The attack saw piles of rotten rubbish dumped outside the entrance to the church and the words "from an Erzurum resident, this homeland is ours" scrawled on a wall.

ISTANBUL: The Turkish government on Tuesday strongly condemned an attack on an Armenian church in Istanbul which saw nationalist graffiti scrawled outside the building and rubbish dumped at its door.

The Interior Ministry said in a statement that the attack Monday on the Surp Takavor church in the Kadikoy district of Istanbul was "unacceptable" and emphasised security forces were investigating who was behind it.
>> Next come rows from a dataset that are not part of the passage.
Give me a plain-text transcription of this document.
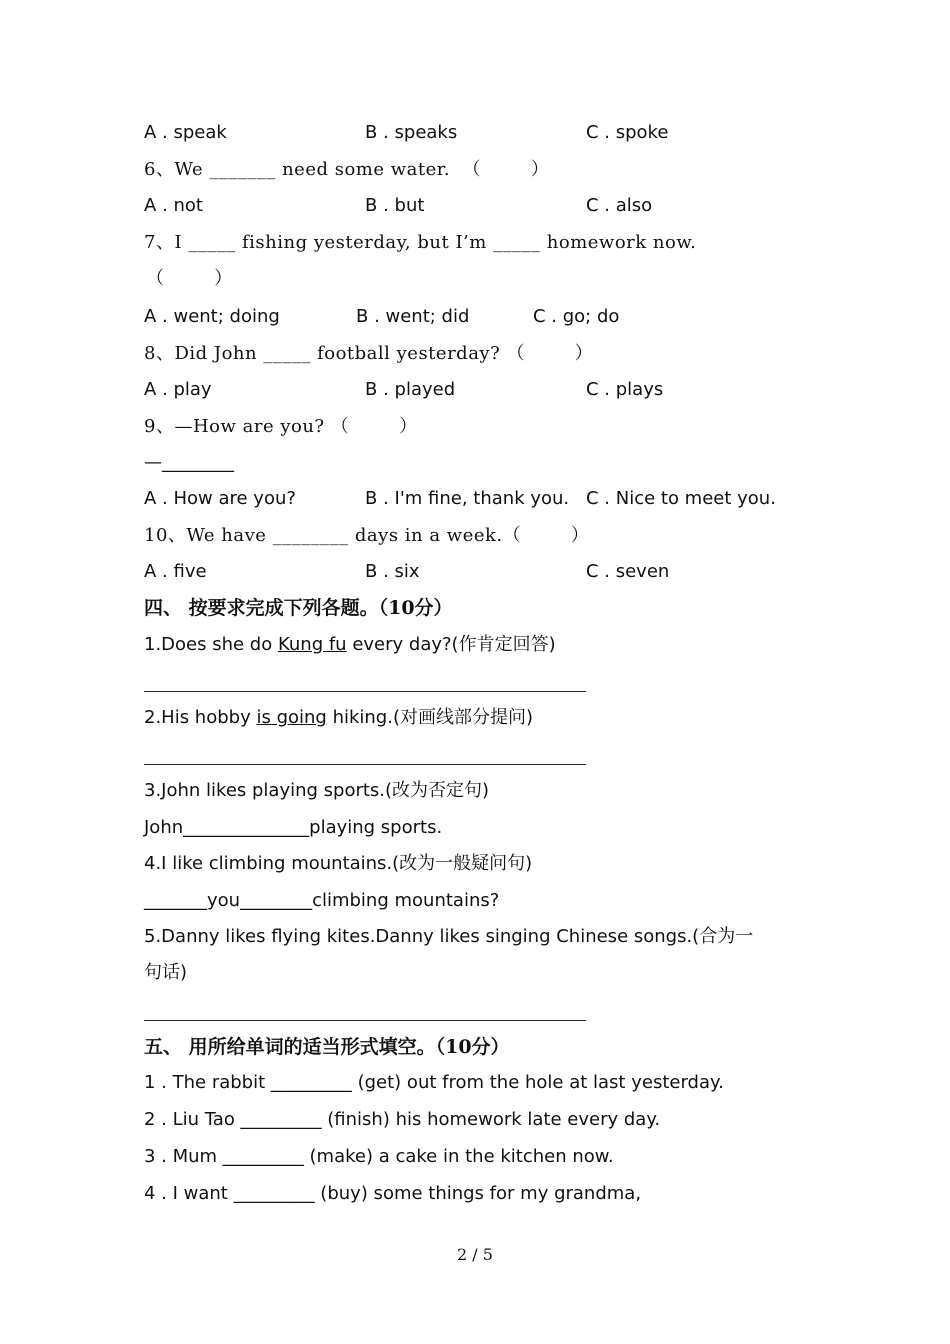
A . speak	B . speaks	C . spoke
6、We _______ need some water.  （        ）
A . not	B . but	C . also
7、I _____ fishing yesterday, but I’m _____ homework now.
（        ）
A . went; doing	B . went; did	C . go; do
8、Did John _____ football yesterday? （        ）
A . play	B . played	C . plays
9、—How are you? （        ）
—________
A . How are you?	B . I'm fine, thank you. C . Nice to meet you.
10、We have ________ days in a week.（        ）
A . five	B . six	C . seven
四、 按要求完成下列各题。（10分）
1.Does she do Kung fu every day?(作肯定回答)
2.His hobby is going hiking.(对画线部分提问)
3.John likes playing sports.(改为否定句)
John______________playing sports.
4.I like climbing mountains.(改为一般疑问句)
_______you________climbing mountains?
5.Danny likes flying kites.Danny likes singing Chinese songs.(合为一
句话)
五、 用所给单词的适当形式填空。（10分）
1 . The rabbit _________ (get) out from the hole at last yesterday.
2 . Liu Tao _________ (finish) his homework late every day.
3 . Mum _________ (make) a cake in the kitchen now.
4 . I want _________ (buy) some things for my grandma,
2 / 5
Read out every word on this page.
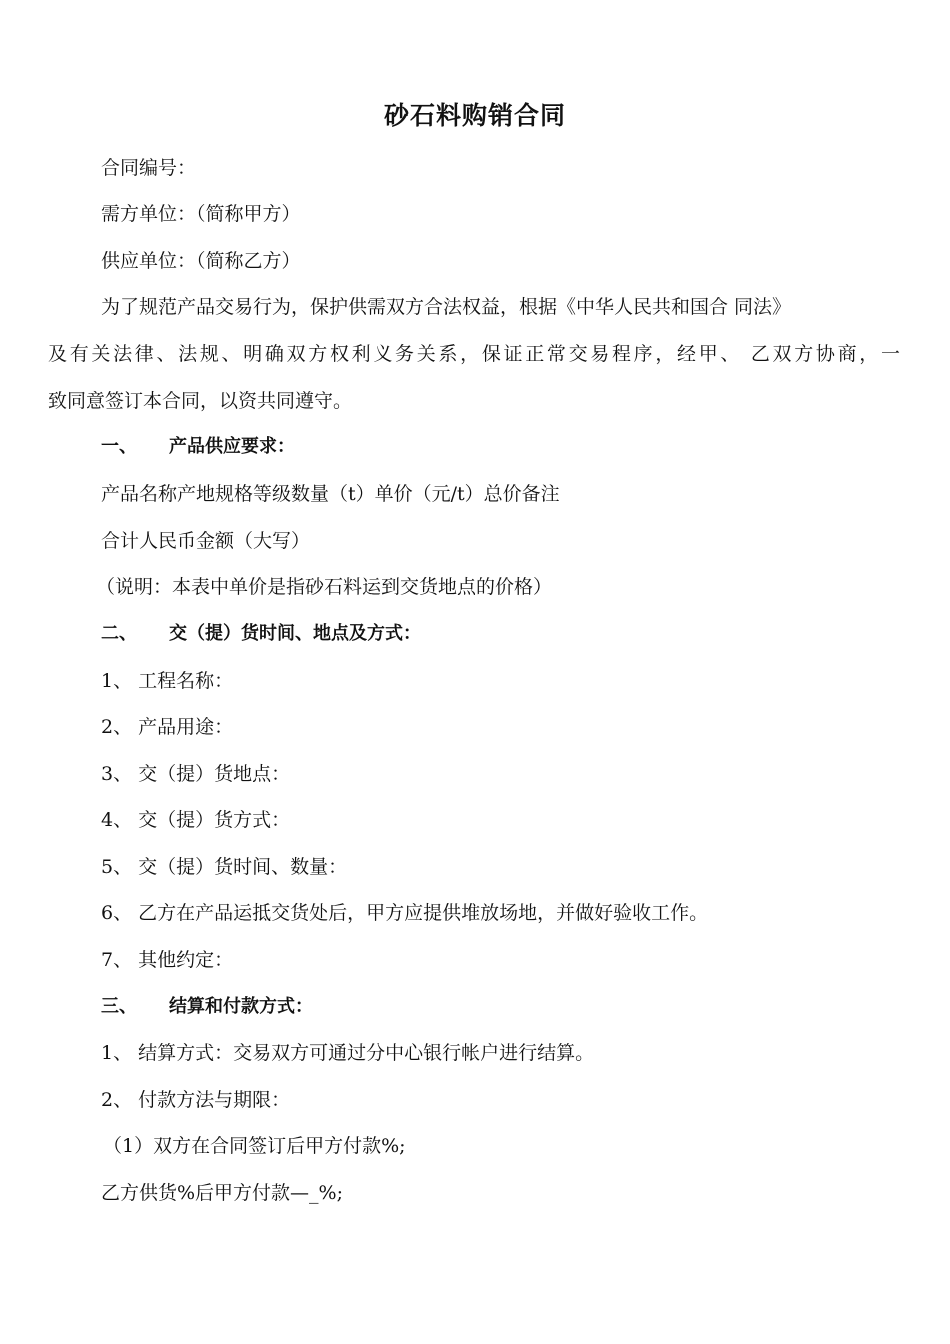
砂石料购销合同
合同编号：
需方单位：（简称甲方）
供应单位：（简称乙方）
为了规范产品交易行为，保护供需双方合法权益，根据《中华人民共和国合 同法》
及有关法律、法规、明确双方权利义务关系，保证正常交易程序，经甲、 乙双方协商，一
致同意签订本合同，以资共同遵守。
一、 产品供应要求：
产品名称产地规格等级数量（t）单价（元/t）总价备注
合计人民币金额（大写）
（说明：本表中单价是指砂石料运到交货地点的价格）
二、 交（提）货时间、地点及方式：
1、 工程名称：
2、 产品用途：
3、 交（提）货地点：
4、 交（提）货方式：
5、 交（提）货时间、数量：
6、 乙方在产品运抵交货处后，甲方应提供堆放场地，并做好验收工作。
7、 其他约定：
三、 结算和付款方式：
1、 结算方式：交易双方可通过分中心银行帐户进行结算。
2、 付款方法与期限：
（1）双方在合同签订后甲方付款%;
乙方供货%后甲方付款—_%;
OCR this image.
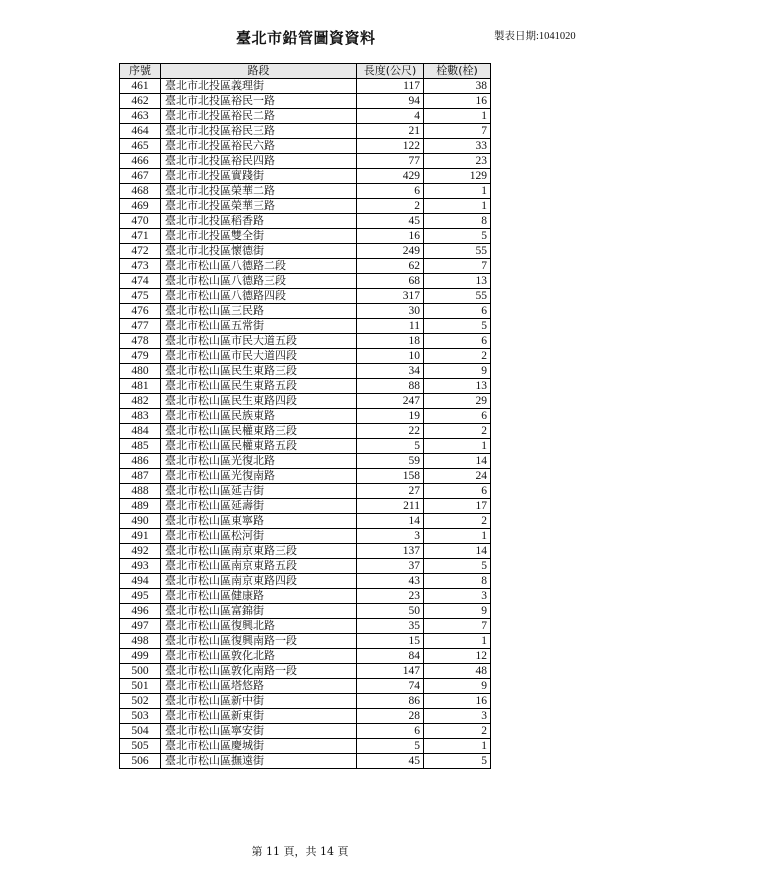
臺北市鉛管圖資資料	製表日期:1041020
序號	路段	長度(公尺)	栓數(栓)
461	臺北市北投區義理街	117	38
462	臺北市北投區裕民一路	94	16
463	臺北市北投區裕民二路	4	1
464	臺北市北投區裕民三路	21	7
465	臺北市北投區裕民六路	122	33
466	臺北市北投區裕民四路	77	23
467	臺北市北投區實踐街	429	129
468	臺北市北投區榮華二路	6	1
469	臺北市北投區榮華三路	2	1
470	臺北市北投區稻香路	45	8
471	臺北市北投區雙全街	16	5
472	臺北市北投區懷德街	249	55
473	臺北市松山區八德路二段	62	7
474	臺北市松山區八德路三段	68	13
475	臺北市松山區八德路四段	317	55
476	臺北市松山區三民路	30	6
477	臺北市松山區五常街	11	5
478	臺北市松山區市民大道五段	18	6
479	臺北市松山區市民大道四段	10	2
480	臺北市松山區民生東路三段	34	9
481	臺北市松山區民生東路五段	88	13
482	臺北市松山區民生東路四段	247	29
483	臺北市松山區民族東路	19	6
484	臺北市松山區民權東路三段	22	2
485	臺北市松山區民權東路五段	5	1
486	臺北市松山區光復北路	59	14
487	臺北市松山區光復南路	158	24
488	臺北市松山區延吉街	27	6
489	臺北市松山區延壽街	211	17
490	臺北市松山區東寧路	14	2
491	臺北市松山區松河街	3	1
492	臺北市松山區南京東路三段	137	14
493	臺北市松山區南京東路五段	37	5
494	臺北市松山區南京東路四段	43	8
495	臺北市松山區健康路	23	3
496	臺北市松山區富錦街	50	9
497	臺北市松山區復興北路	35	7
498	臺北市松山區復興南路一段	15	1
499	臺北市松山區敦化北路	84	12
500	臺北市松山區敦化南路一段	147	48
501	臺北市松山區塔悠路	74	9
502	臺北市松山區新中街	86	16
503	臺北市松山區新東街	28	3
504	臺北市松山區寧安街	6	2
505	臺北市松山區慶城街	5	1
506	臺北市松山區撫遠街	45	5
第 11 頁，共 14 頁
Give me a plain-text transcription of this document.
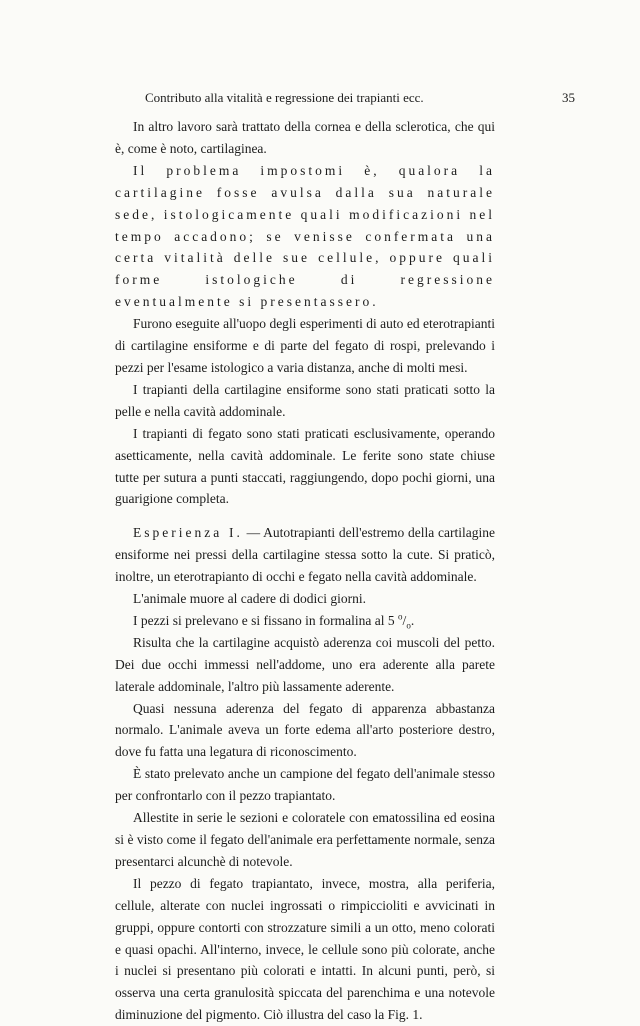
Contributo alla vitalità e regressione dei trapianti ecc.	35

In altro lavoro sarà trattato della cornea e della sclerotica, che qui è, come è noto, cartilaginea.

Il problema impostomi è, qualora la cartilagine fosse avulsa dalla sua naturale sede, istologicamente quali modificazioni nel tempo accadono; se venisse confermata una certa vitalità delle sue cellule, oppure quali forme istologiche di regressione eventualmente si presentassero.

Furono eseguite all'uopo degli esperimenti di auto ed eterotrapianti di cartilagine ensiforme e di parte del fegato di rospi, prelevando i pezzi per l'esame istologico a varia distanza, anche di molti mesi.

I trapianti della cartilagine ensiforme sono stati praticati sotto la pelle e nella cavità addominale.

I trapianti di fegato sono stati praticati esclusivamente, operando asetticamente, nella cavità addominale. Le ferite sono state chiuse tutte per sutura a punti staccati, raggiungendo, dopo pochi giorni, una guarigione completa.

Esperienza I. — Autotrapianti dell'estremo della cartilagine ensiforme nei pressi della cartilagine stessa sotto la cute. Si praticò, inoltre, un eterotrapianto di occhi e fegato nella cavità addominale.

L'animale muore al cadere di dodici giorni.

I pezzi si prelevano e si fissano in formalina al 5 $^o/_o$.

Risulta che la cartilagine acquistò aderenza coi muscoli del petto. Dei due occhi immessi nell'addome, uno era aderente alla parete laterale addominale, l'altro più lassamente aderente.

Quasi nessuna aderenza del fegato di apparenza abbastanza normalo. L'animale aveva un forte edema all'arto posteriore destro, dove fu fatta una legatura di riconoscimento.

È stato prelevato anche un campione del fegato dell'animale stesso per confrontarlo con il pezzo trapiantato.

Allestite in serie le sezioni e coloratele con ematossilina ed eosina si è visto come il fegato dell'animale era perfettamente normale, senza presentarci alcunchè di notevole.

Il pezzo di fegato trapiantato, invece, mostra, alla periferia, cellule, alterate con nuclei ingrossati o rimpiccioliti e avvicinati in gruppi, oppure contorti con strozzature simili a un otto, meno colorati e quasi opachi. All'interno, invece, le cellule sono più colorate, anche i nuclei si presentano più colorati e intatti. In alcuni punti, però, si osserva una certa granulosità spiccata del parenchima e una notevole diminuzione del pigmento. Ciò illustra del caso la Fig. 1.
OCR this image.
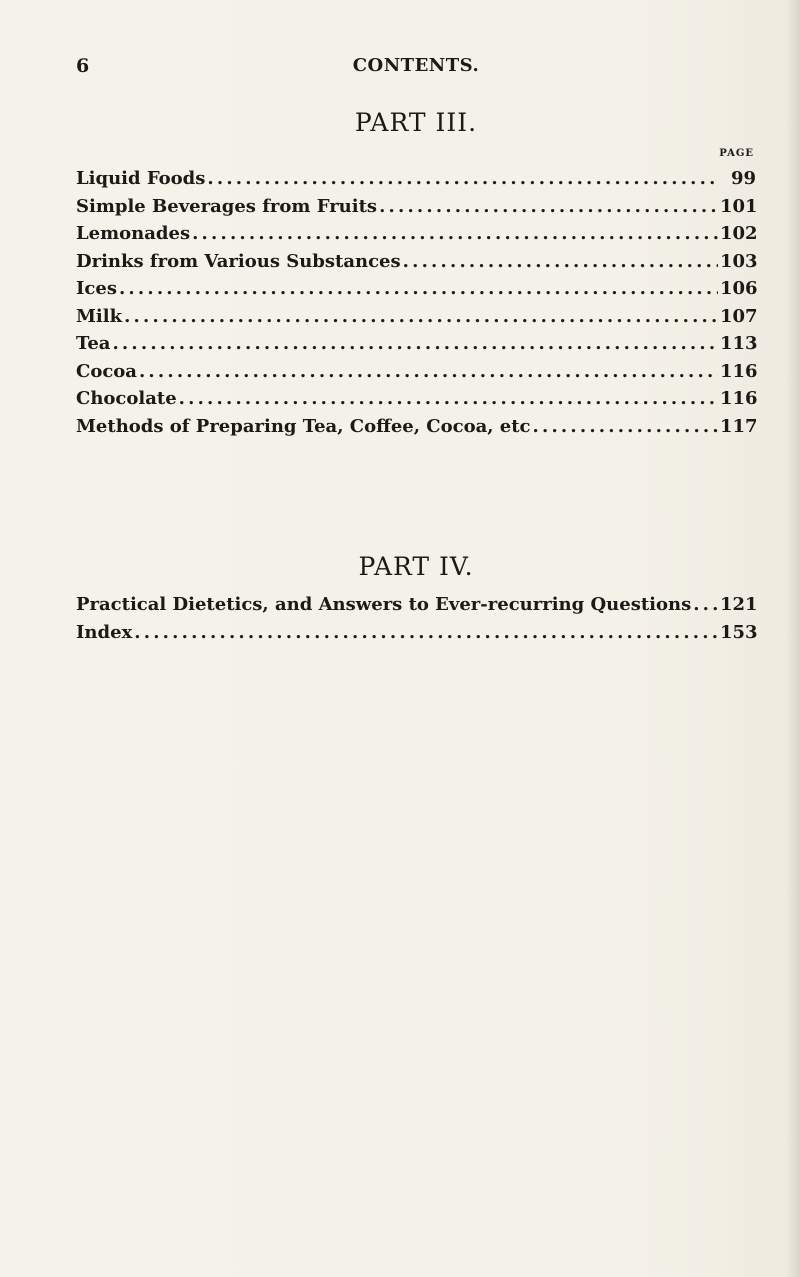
6	CONTENTS.
PART III.
PAGE
Liquid Foods .....	99
Simple Beverages from Fruits .....	101
Lemonades .....	102
Drinks from Various Substances .....	103
Ices .....	106
Milk .....	107
Tea .....	113
Cocoa .....	116
Chocolate .....	116
Methods of Preparing Tea, Coffee, Cocoa, etc .....	117
PART IV.
Practical Dietetics, and Answers to Ever-recurring Questions ..... 121
Index .....	153
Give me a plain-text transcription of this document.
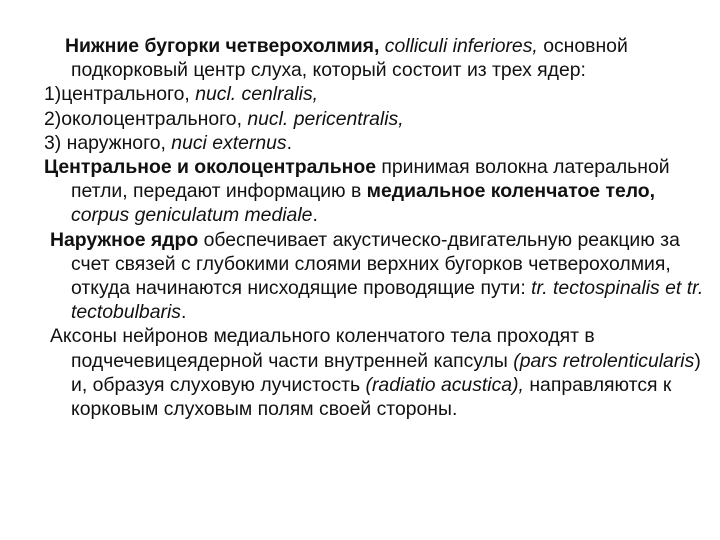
Нижние бугорки четверохолмия, colliculi inferiores, основной подкорковый центр слуха, который состоит из трех ядер:

1)центрального, nucl. cenlralis,

2)околоцентрального, nucl. pericentralis,

3) наружного, nuci externus.

Центральное и околоцентральное принимая волокна латеральной петли, передают информацию в медиальное коленчатое тело, corpus geniculatum mediale.

Наружное ядро обеспечивает акустическо-двигательную реакцию за счет связей с глубокими слоями верхних бугорков четверохолмия, откуда начинаются нисходящие проводящие пути: tr. tectospinalis et tr. tectobulbaris.

Аксоны нейронов медиального коленчатого тела проходят в подчечевицеядерной части внутренней капсулы (pars retrolenticularis) и, образуя слуховую лучистость (radiatio acustica), направляются к корковым слуховым полям своей стороны.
It said after the incident Interior Minister Suleyman Soylu had spoken to the acting Istanbul Armenian Patriarch Aram Atesyan and the head of the church in Kadikoy to pass his best wishes.

The attack saw piles of rotten rubbish dumped outside the entrance to the church and the words "from an Erzurum resident, this homeland is ours" scrawled on a wall.

Relations between Turkey and the modern state of Armenia remain held up by the dispute over the massacres of Ottoman Armenians from 1915 which Yerevan says was a genocide while Turkey strongly rejects the term.

Only a fraction of the historic population of Armenians remain in Turkey but a culturally-dynamic community numbering tens of thousands lives on, concentrated in Istanbul, where there are numerous Armenian churches.

Such attacks on the places of worship of Istanbul's present-day Christian and Jewish communities are extremely rare. 

Erzurum, a major city in northeastern Turkey, was home to a large community of Armenians before 1915 whereas today there are none.